In the crowd gathered on Place de la Bourse in Brussels, I met a man and his sons looking at the spread of flowers, candles and notes to the memory of the bombing victims.
Abdel Lahrour lives in the small town of Soignies, about an hour from Brussels. He’s taken his sons, Isham and Rayan, out of school, so they could come pay their respects.
“We came to support people because I think it is shameful, there are no words,” he said. "We can’t understand why this happened. That’s why I wanted to bring my two children here, to show them what solidarity is about.”
Lahrour lost an old friend in the subway attack last Tuesday, a really nice guy, he said. He learned about it on Facebook. He looked distraught; he said his boys, who are 8 and 11, are asking questions he just doesn’t know how to answer.
“Even we — adults — don’t understand,” he said. "We don’t know what these people are, where they came from, and we’re told they were born here. And unfortunately, because of them, people look down on us.”
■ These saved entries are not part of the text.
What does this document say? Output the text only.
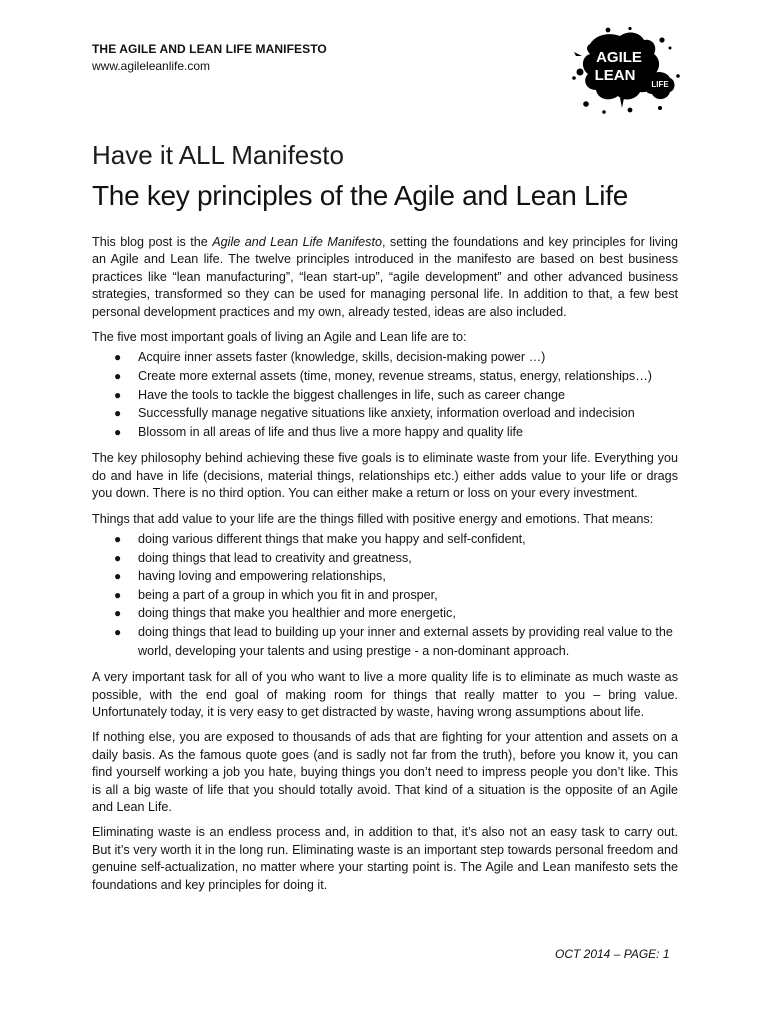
THE AGILE AND LEAN LIFE MANIFESTO
www.agileleanlife.com	AGILE
LEAN
LIFE
Have it ALL Manifesto
The key principles of the Agile and Lean Life

This blog post is the Agile and Lean Life Manifesto, setting the foundations and key principles for living an Agile and Lean life. The twelve principles introduced in the manifesto are based on best business practices like “lean manufacturing”, “lean start-up”, “agile development” and other advanced business strategies, transformed so they can be used for managing personal life. In addition to that, a few best personal development practices and my own, already tested, ideas are also included.

The five most important goals of living an Agile and Lean life are to:

● Acquire inner assets faster (knowledge, skills, decision-making power …)
● Create more external assets (time, money, revenue streams, status, energy, relationships…)
● Have the tools to tackle the biggest challenges in life, such as career change
● Successfully manage negative situations like anxiety, information overload and indecision
● Blossom in all areas of life and thus live a more happy and quality life

The key philosophy behind achieving these five goals is to eliminate waste from your life. Everything you do and have in life (decisions, material things, relationships etc.) either adds value to your life or drags you down. There is no third option. You can either make a return or loss on your every investment.

Things that add value to your life are the things filled with positive energy and emotions. That means:

● doing various different things that make you happy and self-confident,
● doing things that lead to creativity and greatness,
● having loving and empowering relationships,
● being a part of a group in which you fit in and prosper,
● doing things that make you healthier and more energetic,
● doing things that lead to building up your inner and external assets by providing real value to the world, developing your talents and using prestige - a non-dominant approach.

A very important task for all of you who want to live a more quality life is to eliminate as much waste as possible, with the end goal of making room for things that really matter to you – bring value. Unfortunately today, it is very easy to get distracted by waste, having wrong assumptions about life.

If nothing else, you are exposed to thousands of ads that are fighting for your attention and assets on a daily basis. As the famous quote goes (and is sadly not far from the truth), before you know it, you can find yourself working a job you hate, buying things you don’t need to impress people you don’t like. This is all a big waste of life that you should totally avoid. That kind of a situation is the opposite of an Agile and Lean Life.

Eliminating waste is an endless process and, in addition to that, it’s also not an easy task to carry out. But it’s very worth it in the long run. Eliminating waste is an important step towards personal freedom and genuine self-actualization, no matter where your starting point is. The Agile and Lean manifesto sets the foundations and key principles for doing it.

OCT 2014 – PAGE: 1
Lahrour was born in Bouarfa, in northern Morocco. He came to Belgium with his family when he was 5. The fact that many of the suspects involved in the Paris and Brussels attacks were Belgians and French of Moroccan descent, is extremely disturbing to him.
"I’ve been here for 50 years, but since the attacks, people look askance at us,” he said. “I can see why. They ask, ‘How come Moroccans are doing this? They’re not Syrian, or Iraqis, they’re Moroccan.’ I don’t understand. On top of that, most of them were born here and they have everything here, work, unemployment, social benefits. Why are they doing this, to gain what? They gained nothing. That’s what I’m struggling to explain to the kids. But it’s very difficult. There are no words.”
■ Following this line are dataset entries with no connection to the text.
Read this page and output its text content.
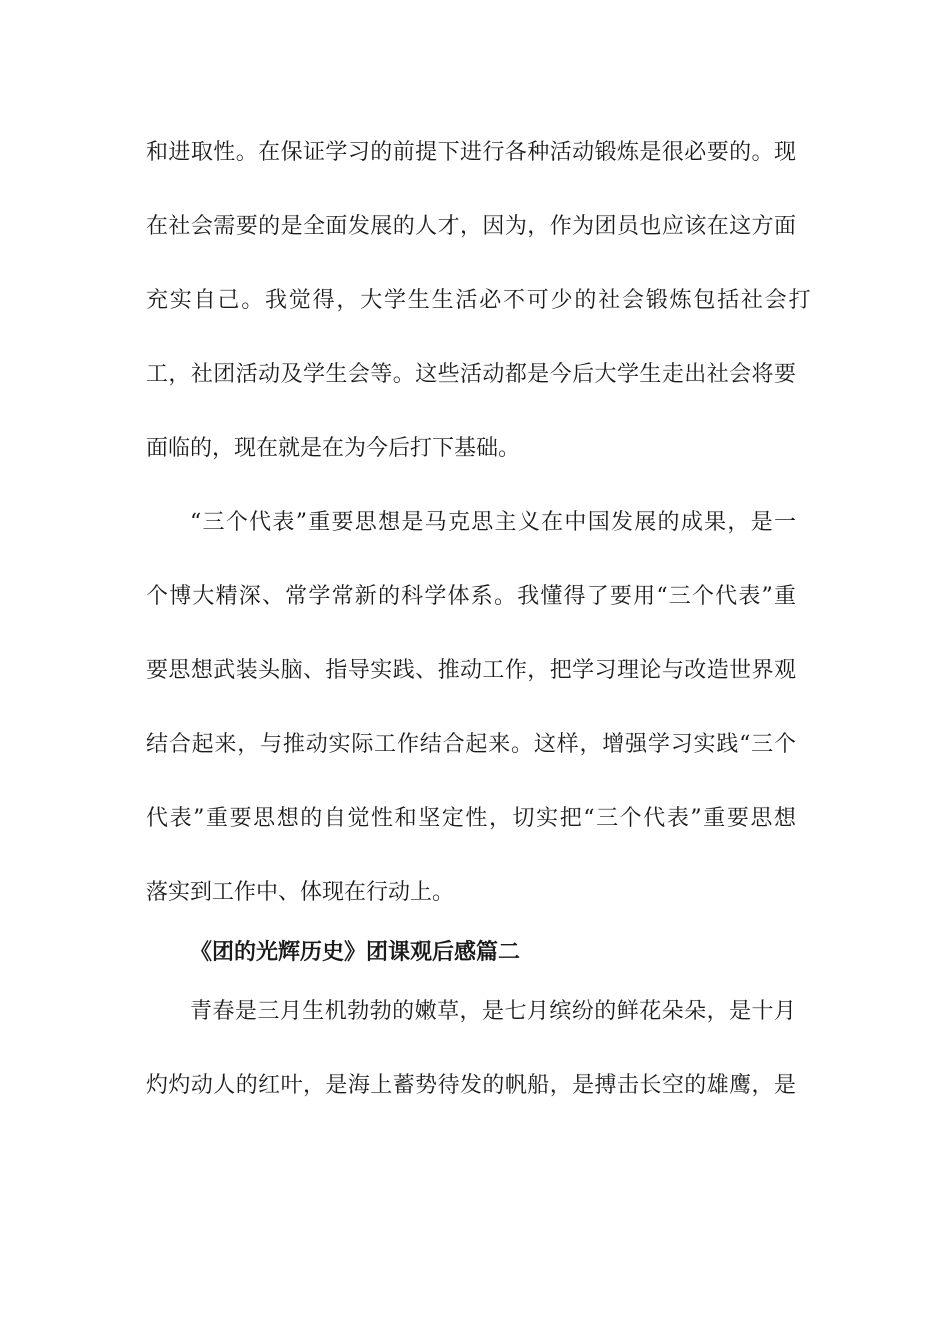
和进取性。在保证学习的前提下进行各种活动锻炼是很必要的。现
在社会需要的是全面发展的人才，因为，作为团员也应该在这方面
充实自己。我觉得，大学生生活必不可少的社会锻炼包括社会打
工，社团活动及学生会等。这些活动都是今后大学生走出社会将要
面临的，现在就是在为今后打下基础。
“三个代表”重要思想是马克思主义在中国发展的成果，是一
个博大精深、常学常新的科学体系。我懂得了要用“三个代表”重
要思想武装头脑、指导实践、推动工作，把学习理论与改造世界观
结合起来，与推动实际工作结合起来。这样，增强学习实践“三个
代表”重要思想的自觉性和坚定性，切实把“三个代表”重要思想
落实到工作中、体现在行动上。
《团的光辉历史》团课观后感篇二
青春是三月生机勃勃的嫩草，是七月缤纷的鲜花朵朵，是十月
灼灼动人的红叶，是海上蓄势待发的帆船，是搏击长空的雄鹰，是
Lahrour says he is a proud Walloon, a French-speaking Belgian, and that he has only the smallest of ties with his native Morocco, which he visits a couple of weeks every year. Belgium is his nation, he said. That’s why he’s hurt that some of his fellow Belgians seem to look at all Muslims suspiciously. He says since the Paris attacks, his sons are sometimes worried about school and how their friends will perceive them.
They often joke that their dad should change his name from Abdel Lahrour to an unambiguously French-sounding name like Alain Laroue — that makes him laugh out loud. Luckily in their little town of Soignies, the Lahrour family is well-known and integrated. But there is an undeniable feeling of suspicion swirling around.
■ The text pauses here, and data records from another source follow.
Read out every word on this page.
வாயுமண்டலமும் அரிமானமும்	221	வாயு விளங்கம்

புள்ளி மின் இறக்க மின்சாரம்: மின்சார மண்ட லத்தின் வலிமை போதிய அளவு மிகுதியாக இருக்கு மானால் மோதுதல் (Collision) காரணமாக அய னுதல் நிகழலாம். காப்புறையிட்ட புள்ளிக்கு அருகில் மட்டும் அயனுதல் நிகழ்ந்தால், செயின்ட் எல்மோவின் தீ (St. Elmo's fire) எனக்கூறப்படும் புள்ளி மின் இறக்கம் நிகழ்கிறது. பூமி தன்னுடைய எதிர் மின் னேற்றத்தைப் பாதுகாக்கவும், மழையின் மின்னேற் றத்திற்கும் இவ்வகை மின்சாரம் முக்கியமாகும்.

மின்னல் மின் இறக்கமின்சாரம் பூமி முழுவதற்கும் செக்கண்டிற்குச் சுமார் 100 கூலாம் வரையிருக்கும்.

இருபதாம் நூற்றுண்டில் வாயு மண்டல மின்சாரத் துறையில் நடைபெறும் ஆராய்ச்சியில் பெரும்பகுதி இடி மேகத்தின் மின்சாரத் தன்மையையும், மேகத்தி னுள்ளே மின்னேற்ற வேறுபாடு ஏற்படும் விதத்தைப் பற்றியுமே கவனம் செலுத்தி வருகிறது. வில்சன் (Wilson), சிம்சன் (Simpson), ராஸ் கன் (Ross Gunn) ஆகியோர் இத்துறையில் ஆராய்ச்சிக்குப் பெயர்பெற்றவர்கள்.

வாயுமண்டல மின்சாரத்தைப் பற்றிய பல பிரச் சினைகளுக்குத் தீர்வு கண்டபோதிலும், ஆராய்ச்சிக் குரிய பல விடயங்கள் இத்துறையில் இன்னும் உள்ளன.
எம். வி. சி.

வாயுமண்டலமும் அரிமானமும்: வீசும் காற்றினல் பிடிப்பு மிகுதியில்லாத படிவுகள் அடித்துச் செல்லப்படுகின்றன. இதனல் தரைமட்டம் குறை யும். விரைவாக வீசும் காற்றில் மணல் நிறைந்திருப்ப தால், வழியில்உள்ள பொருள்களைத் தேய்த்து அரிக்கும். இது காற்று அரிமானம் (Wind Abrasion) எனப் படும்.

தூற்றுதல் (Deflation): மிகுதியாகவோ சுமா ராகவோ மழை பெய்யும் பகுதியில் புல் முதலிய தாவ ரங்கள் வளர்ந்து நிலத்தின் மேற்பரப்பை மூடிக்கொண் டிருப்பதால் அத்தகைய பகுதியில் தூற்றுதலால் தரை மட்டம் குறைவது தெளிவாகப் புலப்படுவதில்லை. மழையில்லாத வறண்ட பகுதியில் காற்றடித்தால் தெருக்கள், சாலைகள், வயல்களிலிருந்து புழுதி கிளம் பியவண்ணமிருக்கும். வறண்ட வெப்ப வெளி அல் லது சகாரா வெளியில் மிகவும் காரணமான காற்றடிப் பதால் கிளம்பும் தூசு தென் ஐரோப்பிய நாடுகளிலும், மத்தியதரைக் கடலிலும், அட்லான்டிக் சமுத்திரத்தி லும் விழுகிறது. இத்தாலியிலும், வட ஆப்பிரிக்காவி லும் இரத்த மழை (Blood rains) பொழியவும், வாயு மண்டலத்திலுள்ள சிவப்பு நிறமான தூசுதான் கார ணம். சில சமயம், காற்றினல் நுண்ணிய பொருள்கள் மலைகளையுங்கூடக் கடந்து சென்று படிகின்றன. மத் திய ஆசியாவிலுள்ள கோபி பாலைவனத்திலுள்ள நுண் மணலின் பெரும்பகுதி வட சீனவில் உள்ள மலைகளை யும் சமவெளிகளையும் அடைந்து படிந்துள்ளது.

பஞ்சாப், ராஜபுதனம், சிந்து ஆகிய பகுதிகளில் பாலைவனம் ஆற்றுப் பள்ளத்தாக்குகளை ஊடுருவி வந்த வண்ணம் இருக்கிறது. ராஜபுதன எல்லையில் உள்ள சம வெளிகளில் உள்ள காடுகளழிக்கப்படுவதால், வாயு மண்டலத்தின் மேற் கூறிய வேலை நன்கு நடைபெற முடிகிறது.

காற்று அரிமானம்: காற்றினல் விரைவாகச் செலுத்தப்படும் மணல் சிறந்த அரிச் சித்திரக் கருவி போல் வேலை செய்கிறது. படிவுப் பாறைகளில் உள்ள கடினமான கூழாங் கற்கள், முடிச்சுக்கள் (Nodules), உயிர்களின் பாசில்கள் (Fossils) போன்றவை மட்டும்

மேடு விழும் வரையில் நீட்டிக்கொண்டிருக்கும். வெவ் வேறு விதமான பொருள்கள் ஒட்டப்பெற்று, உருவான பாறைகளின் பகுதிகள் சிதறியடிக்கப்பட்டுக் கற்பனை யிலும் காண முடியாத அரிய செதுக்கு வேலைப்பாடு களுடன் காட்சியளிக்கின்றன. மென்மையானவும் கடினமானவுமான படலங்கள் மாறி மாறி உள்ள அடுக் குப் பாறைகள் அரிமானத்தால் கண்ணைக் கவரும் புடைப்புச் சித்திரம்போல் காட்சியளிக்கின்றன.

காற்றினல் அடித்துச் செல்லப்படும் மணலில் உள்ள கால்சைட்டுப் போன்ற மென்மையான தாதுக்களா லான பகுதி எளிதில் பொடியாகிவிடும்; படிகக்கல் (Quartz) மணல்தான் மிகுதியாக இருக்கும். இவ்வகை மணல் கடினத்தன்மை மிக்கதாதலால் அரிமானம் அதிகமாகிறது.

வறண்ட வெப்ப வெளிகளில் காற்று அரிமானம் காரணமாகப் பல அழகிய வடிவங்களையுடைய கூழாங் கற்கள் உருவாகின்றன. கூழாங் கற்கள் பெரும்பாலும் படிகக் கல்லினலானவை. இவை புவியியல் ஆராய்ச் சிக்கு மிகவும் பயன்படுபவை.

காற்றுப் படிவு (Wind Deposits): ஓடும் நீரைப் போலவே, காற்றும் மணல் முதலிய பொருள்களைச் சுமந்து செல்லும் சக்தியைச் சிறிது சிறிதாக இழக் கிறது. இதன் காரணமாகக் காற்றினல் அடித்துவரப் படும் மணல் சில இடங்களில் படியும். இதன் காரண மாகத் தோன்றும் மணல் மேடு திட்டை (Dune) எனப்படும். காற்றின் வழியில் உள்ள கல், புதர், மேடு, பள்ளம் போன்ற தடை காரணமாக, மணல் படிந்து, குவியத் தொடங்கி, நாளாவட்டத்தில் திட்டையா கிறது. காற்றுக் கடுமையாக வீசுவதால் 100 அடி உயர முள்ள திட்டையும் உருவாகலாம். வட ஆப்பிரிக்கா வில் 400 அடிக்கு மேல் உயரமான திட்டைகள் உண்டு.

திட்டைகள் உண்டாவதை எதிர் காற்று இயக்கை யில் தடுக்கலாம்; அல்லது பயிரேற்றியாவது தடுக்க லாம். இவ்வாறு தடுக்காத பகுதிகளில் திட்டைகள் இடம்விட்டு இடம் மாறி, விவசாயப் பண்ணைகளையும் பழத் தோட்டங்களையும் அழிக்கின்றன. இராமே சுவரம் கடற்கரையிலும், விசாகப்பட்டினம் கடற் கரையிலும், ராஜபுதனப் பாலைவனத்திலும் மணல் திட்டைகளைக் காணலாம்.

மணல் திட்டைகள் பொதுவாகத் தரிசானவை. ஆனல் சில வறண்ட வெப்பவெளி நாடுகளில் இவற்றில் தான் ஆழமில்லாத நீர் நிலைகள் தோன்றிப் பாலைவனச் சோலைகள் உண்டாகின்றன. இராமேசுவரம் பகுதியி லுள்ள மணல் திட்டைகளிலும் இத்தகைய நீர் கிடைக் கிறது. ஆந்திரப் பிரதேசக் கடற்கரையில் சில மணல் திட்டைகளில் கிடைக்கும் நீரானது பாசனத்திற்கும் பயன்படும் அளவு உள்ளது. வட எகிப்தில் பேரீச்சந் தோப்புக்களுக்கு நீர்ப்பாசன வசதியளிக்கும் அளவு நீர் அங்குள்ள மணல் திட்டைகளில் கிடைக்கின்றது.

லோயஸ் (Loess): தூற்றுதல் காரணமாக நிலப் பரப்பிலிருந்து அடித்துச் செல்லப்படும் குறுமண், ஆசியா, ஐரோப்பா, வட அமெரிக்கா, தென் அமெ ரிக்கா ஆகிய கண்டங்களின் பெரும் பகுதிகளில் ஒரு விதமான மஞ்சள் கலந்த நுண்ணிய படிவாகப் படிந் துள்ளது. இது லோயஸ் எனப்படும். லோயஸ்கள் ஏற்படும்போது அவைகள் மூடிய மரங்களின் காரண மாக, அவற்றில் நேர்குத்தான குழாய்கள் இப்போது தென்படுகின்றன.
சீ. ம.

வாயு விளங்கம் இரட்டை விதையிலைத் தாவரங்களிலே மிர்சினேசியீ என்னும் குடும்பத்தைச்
"We are shocked because there are people who confuse these guys with Muslims in general," he said. "But we have nothing to do with this. These men are not Muslim, they are something else entirely. These are people who don’t think about their families, about their parents. Can you imagine how much their parents must be suffering right now? For the parents it’s the worst, they can’t control this, it’s impossible.”
Lahrour’s boys are looking at him in silence. You can see they grasp the gravity of the situation and the dismay of their father. And his struggle to educate his children about this shocking event is echoed by dozens of other families on place de la Bourse, who have come here with their own children to leave notes, flowers and to try to explain.